The good news is I think I've nearly cracked it; but the bad news is people won't always notice it. There are 3 reasons that accuracy improvements are not obvious

  1. fantasy randomness plagues all positions, so 0.30 is still "bad" (this is gambling folks! That's why I have a kicker wall of shame). 

  2. You can still end up picking my duds, even during an otherwise good-accuracy week. 

  3. Ranking accuracies will fluctuate, week-to-week.


This 3rd point is what I want to show you today. Example: Although I had a good 0.45 accuracy in 2021 week 5, my week 4 accuracy was almost 0 (therefore "random"-- 4 of my 8 picks were bad). So let's ask "how often does that happen?"
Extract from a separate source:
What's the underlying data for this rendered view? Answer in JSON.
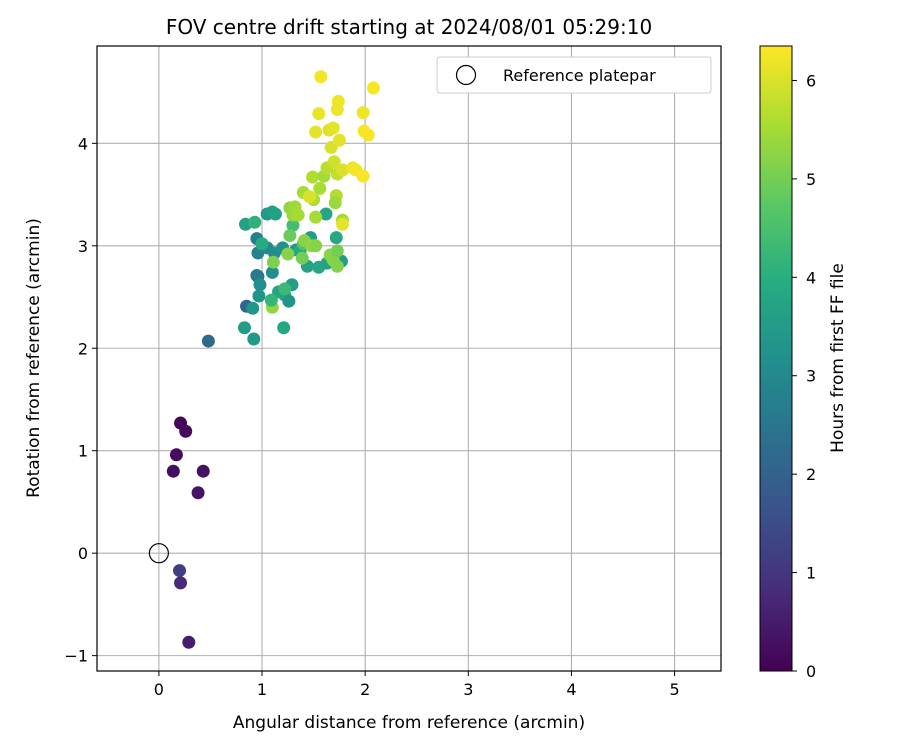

Here is your answer, in the form of a smoothed histogram:

My model (applied historically), yellow, yields a correlation accuracy that is negative-or-near-zero in less than 10% of weeks. Meanwhile, the blue curve represents "other sources" (with an optimistic average of 0.23 I can explain the details in the comments). As you can see, a less-accurate model will be "around zero or negative" in up to 20% of the weeks.

And there is your partial explanation of why a 0.3 average correlation is desirable: we hope to ensure that only 5% of weeks will have worse-than-random correlation. An accuracy of 0.20 is not enough to guarantee that. But 0.30 can apparently come close.